Cette phase voit l’émergence depuis le modèle de psychiatrie communautaire d’une approche différentiée, les cliniques spécialisées ou l’approche par programme-clientèle. Mais ce dernier modèle ne dispose pas des ressources nécessaires pour s’étendre et éviter des difficultés d’accès. L’essai conclut avec une discussion sur l’impact de la toute nouvelle gouvernance du système de la santé et des services sociaux du Québec, la loi 10. En simplifiant le système de santé en deux lignes (soins primaires dans les bureaux des médecins de famille, avec soutien infirmier et social ; soins spécialisés par le personnel des centres intégrés de santé et de services sociaux [CISSS]), il sera soutenu qu’il y a des opportunités pour un financement plus équitable et un système plus équilibré de santé mentale au Québec.
Article body
La réintégration des médecins dans la gouvernance du ministère de la Santé et des Services sociaux d’une pratique populationnelle et différenciée (2003-2015)

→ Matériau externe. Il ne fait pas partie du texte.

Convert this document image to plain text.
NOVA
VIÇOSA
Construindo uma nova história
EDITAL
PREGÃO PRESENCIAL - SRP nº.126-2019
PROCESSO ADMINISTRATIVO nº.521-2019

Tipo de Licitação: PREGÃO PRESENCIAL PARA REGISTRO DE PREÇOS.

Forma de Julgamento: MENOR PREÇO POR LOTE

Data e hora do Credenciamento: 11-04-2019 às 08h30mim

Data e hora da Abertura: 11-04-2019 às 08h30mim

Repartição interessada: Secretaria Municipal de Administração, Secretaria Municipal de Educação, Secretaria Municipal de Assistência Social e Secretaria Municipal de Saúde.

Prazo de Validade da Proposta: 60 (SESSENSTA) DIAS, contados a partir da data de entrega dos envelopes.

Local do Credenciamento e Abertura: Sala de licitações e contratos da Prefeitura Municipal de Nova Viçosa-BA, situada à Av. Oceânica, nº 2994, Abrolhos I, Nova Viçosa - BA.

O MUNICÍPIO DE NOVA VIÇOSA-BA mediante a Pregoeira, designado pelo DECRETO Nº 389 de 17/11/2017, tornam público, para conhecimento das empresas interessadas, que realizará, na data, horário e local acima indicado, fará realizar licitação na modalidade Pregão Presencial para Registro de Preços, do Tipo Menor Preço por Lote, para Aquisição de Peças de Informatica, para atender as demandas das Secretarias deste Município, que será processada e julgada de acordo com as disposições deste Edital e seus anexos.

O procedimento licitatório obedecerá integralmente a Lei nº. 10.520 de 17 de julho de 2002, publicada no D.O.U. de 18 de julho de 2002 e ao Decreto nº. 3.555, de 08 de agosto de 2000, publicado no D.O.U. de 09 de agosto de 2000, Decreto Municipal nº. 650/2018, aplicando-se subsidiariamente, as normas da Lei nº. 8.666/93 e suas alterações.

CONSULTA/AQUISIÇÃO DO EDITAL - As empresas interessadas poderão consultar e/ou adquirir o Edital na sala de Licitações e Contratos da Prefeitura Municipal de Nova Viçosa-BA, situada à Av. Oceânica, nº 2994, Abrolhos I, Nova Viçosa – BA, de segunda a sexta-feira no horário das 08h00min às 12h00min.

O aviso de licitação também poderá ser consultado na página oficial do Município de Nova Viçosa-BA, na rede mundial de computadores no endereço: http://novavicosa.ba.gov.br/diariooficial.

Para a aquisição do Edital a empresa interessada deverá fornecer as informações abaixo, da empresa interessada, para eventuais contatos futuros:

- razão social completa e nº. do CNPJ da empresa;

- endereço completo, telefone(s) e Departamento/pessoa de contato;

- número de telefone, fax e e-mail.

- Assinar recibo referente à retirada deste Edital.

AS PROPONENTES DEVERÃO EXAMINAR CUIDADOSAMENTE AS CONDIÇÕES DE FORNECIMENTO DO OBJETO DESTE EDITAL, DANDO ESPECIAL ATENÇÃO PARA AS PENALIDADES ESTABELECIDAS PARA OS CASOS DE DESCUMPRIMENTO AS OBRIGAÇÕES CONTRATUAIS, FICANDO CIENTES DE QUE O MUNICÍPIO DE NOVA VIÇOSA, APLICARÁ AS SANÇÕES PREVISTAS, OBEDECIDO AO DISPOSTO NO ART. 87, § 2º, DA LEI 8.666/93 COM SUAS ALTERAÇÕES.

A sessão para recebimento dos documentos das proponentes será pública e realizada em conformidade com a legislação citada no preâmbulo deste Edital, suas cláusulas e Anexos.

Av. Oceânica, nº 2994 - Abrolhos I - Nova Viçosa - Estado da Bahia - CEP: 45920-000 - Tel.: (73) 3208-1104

C’est sous le ministre de la Santé Philippe Couillard, maintenant Premier ministre du Québec, qu’est créée à l’intérieur du ministère de la Santé et des Services sociaux (MSSS) une division entre d’une part les programmes des affaires sociales, et d’autre part les affaires médicales et universitaires. Et sous cette dernière, est effectué le passage de la direction de la santé mentale sous les affaires médicales et universitaires, une direction qu’assumera le Dr André Delorme (voir encadré décrivant le Dr Delorme). Le Comité de la santé mentale est également aboli au même moment.
Cette remontée dans la gouvernance des médecins en général doit être située aussi comme la fin de l’apogée et du modèle des CLSC pensé et institué au début des années 70 dans la réforme Castonguay comme devant unir le secteur santé et celui social dans leurs actions, les localités et la communauté. Les médecins de famille, les médecins, avaient largement boudé les CLSC. Dans les faits, les services de santé de première ligne vont demeurer et se livrer dans les cabinets privés de médecin qui vont progressivement devenir des pratiques de groupe. Prenant acte de cette faillite, propre au modèle québécois, le Québec va s’engager dans la reconnaissance des groupes de médecine de famille (GMF) gouvernés et organisés par les médecins de famille, comme fondement des services de soins primaires. En ce sens, le Québec revenait au modèle de base britannique fondé par le National Health Service (NHS) en 1949, qui avait servi de base au fondement de l’assurance hospitalisation et de l’assurance maladie au Canada et au Québec, mais aussi aux recommandations de l’Organisation mondiale de la santé de faire des soins primaires et des médecins de famille le fondement du système de santé de proximité. Dans les faits aussi, au Québec comme ailleurs au Canada, en Australie et en Grande-Bretagne, les médecins de famille voyaient et voient les trois quarts de la population à chaque année, identifient 1 patient sur 5 (ou 15 % de la population) avec un trouble mental – en comparaison, les services spécialisés psychiatriques voyaient 2-3 % de la population, et les CLSC environ 1 % de la population aux fins de santé mentale (Kisely & Lesage, 2014 ; Lesage, 1996 ; Ouadahi et al., 2009).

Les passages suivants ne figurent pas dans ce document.